Much rarer than low-energy neutrinos, they have wider "cross sections,"
meaning they're more likely to collide with other particles as they
pass through them. The odds of an ultra-high-energy neutrino making it
all the way through Earth intact are so low that you'd never expect to
detect it happening. That's why the ANITA detections were so surprising:
It was as if the instrument had won the lottery twice, and then IceCube
had won it a couple more times as soon as it started buying tickets.
And
physicists know how many lottery tickets they had to work with. Many
ultra-high-energy cosmic neutrinos come from the interactions of cosmic
rays with the cosmic microwave background (CMB), the faint afterglow of
the Big Bang. Every once in a while, those cosmic rays interact with the
CMB in just the right way to fire high-energy particles at Earth. This
is called the "flux," and it's the same all over the sky. Both ANITA and
IceCube have already measured what the cosmic neutrino flux looks like
to each of their sensors, and it just doesn't produce enough high-energy
neutrinos that you'd expect to detect a neutrino flying out of Earth at
either detector even once.
"If the events detected by ANITA
belong to this diffuse neutrino component, ANITA should have measured
many other events at other elevation angles," said Anastasia Barbano, a
University of Geneva physicist who works on IceCube.
But in
theory, there could have been ultra-high-energy neutrino sources beyond
the sky-wide flux, Barbano told Live Science: those neutrino guns, or
cosmic accelerators.
"If
it is not a matter of neutrinos produced by the interaction of
ultra-high-energy cosmic rays with the CMB, then the observed events can
be either neutrinos produced by individual cosmic accelerators in a
given time interval" or some unknown Earthly source, Barbano said.
Blazars,
active galactic nuclei, gamma-ray bursts, starburst galaxies, galaxy
mergers, and magnetized and fast-spinning neutron stars are all good
candidates for those sorts of accelerators, she said. And we know that
cosmic neutrino accelerators do exist in space; in 2018, IceCube tracked a high-energy neutrino back to a blazar, an intense jet of particles coming from an active black hole at the center of a distant galaxy.
ANITA
picks up only the most extreme high-energy neutrinos, Barbano said, and
if the upward-flying particles were cosmic-accelerator-boosted
neutrinos from the Standard Model — most likely tau neutrinos — then the
beam should have come with a shower of lower-energy particles that
would have tripped IceCube's lower-energy detectors.
"We looked
for events in seven years of IceCube data," Barbano said — events that
matched the angle and length of the ANITA detections, which you'd expect
to find if there were a significant battery of cosmic neutrino guns out
there firing at Earth to produce these up-going particles. But none
turned up.
Their results don't completely eliminate the
possibility of an accelerator source out there.

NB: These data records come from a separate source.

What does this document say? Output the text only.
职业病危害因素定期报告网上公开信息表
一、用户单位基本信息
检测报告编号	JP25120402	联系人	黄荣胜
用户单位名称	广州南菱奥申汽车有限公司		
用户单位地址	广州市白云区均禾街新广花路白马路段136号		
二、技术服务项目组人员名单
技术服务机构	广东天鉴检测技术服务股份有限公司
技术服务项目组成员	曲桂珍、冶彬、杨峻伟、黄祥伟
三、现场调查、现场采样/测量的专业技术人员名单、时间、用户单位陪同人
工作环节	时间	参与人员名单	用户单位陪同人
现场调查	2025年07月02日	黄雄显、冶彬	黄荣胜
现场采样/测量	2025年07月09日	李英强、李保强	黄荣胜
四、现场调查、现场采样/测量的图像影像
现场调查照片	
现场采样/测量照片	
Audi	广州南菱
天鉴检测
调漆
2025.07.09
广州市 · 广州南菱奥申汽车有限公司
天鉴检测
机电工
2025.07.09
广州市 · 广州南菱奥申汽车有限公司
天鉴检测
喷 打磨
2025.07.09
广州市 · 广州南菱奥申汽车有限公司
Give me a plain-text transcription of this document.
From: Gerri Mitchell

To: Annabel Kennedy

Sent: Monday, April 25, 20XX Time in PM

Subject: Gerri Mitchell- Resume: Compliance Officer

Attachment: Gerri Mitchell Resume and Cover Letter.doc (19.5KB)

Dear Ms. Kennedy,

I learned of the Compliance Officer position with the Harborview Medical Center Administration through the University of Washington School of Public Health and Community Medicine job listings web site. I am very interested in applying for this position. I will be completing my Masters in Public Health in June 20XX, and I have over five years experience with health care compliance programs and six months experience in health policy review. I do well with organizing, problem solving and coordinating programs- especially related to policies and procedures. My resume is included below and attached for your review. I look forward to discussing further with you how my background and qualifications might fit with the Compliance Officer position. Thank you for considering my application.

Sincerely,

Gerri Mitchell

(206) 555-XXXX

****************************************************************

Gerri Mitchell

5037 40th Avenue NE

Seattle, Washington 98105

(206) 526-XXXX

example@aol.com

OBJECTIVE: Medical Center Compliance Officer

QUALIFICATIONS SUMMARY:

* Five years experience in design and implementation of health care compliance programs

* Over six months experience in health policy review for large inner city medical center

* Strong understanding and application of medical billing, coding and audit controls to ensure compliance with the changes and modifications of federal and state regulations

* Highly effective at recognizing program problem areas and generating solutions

But they do "severely
constrain" the range of possibilities, eliminating all of the most
plausible scenarios involving cosmic accelerators and many
less-plausible ones.
"The message we want to convey to the public
is that a Standard Model astrophysical explanation does not work no
matter how you slice it," Barbano said.
Researchers don't know
what's next. Neither ANITA nor IceCube is an ideal detector for the
needed follow-up searches, Barbano said, leaving the researchers with
very little data on which to base their assumptions about these
mysterious particles. It's a bit like trying to figure out the picture
on a giant jigsaw puzzle from just a handful of pieces.
Right now,
many possibilities seem to fit the limited data, including a fourth
species of "sterile" neutrino outside the Standard Model and a range of
theorized types of dark matter. Any of these explanations would be
revolutionary.hjh But none is strongly favored yet.
"We have to wait for the next generation of neutrino detectors," Barbano said.